Sadegh noted that the pandemic was occurring at a time of increasing ‘isolation’, where states were pursuing protectionist trade policies, and retreating into nationalistic concerns. He noted Brexit, and the consequences the Conservative governments decision to fold the Ministry of Overseas Development into the foreign office, as typical of a retreat from international co-operation to the detriment of the developing world. Helen noted the relatively invisibility of covid’s global dimension, and the increasing parochialism of the coverage in Britain. The implications of attempts to achieve autarky were debated. David argued that globalisation had not been an unmitigated good, and in the case of sub-Saharan Africa had resulted in economies entirely orientated to service the needs of the West. This, he argued had left many nations dependent entirely on the extraction and export of primary materials to the neglect of the needs of their own people and the intra-African trade that would have bolstered their regional economies. He confessed a nostalgia for post-colonial attempts at import substitution and autarky in African states, an admiration for Julius Nyerere, and postulated that perhaps the post-pandemic economic decline in the West might foster a reorientation of sub-Saharan trade.
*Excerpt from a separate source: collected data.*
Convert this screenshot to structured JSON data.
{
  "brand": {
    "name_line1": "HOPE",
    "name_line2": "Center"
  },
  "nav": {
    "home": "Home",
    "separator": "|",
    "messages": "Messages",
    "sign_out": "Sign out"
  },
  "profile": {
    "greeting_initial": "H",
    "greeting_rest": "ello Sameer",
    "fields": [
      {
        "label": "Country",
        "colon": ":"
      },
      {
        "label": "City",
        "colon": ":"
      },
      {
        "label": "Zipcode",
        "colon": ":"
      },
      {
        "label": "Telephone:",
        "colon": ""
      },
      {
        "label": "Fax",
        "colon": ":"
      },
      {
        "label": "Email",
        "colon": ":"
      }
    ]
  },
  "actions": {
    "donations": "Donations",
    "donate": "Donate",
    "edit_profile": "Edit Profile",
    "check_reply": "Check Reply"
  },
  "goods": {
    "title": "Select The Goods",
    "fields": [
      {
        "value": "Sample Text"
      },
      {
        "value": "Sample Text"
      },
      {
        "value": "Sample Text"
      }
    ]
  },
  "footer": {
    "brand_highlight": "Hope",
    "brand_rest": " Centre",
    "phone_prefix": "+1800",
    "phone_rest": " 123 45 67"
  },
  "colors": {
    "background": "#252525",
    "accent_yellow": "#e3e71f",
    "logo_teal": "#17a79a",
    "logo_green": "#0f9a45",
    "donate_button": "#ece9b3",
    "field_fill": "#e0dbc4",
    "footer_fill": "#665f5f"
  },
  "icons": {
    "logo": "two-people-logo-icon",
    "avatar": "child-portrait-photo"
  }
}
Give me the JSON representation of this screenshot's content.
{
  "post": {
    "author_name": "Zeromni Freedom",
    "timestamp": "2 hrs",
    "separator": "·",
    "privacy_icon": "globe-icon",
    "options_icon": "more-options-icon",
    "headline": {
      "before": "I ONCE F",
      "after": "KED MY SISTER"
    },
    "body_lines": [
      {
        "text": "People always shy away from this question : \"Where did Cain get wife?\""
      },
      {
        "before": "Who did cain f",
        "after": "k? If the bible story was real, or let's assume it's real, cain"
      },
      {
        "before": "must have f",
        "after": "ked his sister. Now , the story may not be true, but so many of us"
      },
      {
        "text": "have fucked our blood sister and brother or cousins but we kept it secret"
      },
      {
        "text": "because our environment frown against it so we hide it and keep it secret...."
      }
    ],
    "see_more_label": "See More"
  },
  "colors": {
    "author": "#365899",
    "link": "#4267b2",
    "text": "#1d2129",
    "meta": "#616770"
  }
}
Ronan was quick to remind him that attempts to do so by individual states had been rapidly crushed, and that the bodies necessary for a collective response where either nascent or weak.
Alastair noted that we had neglected to consider that increasing ‘isolation’ was also manifested in restrictions on the free movement of people, noting that a world of closed borders and hostility to refugees was frankly dystopian, and was only likely to worsen under the impact of covid.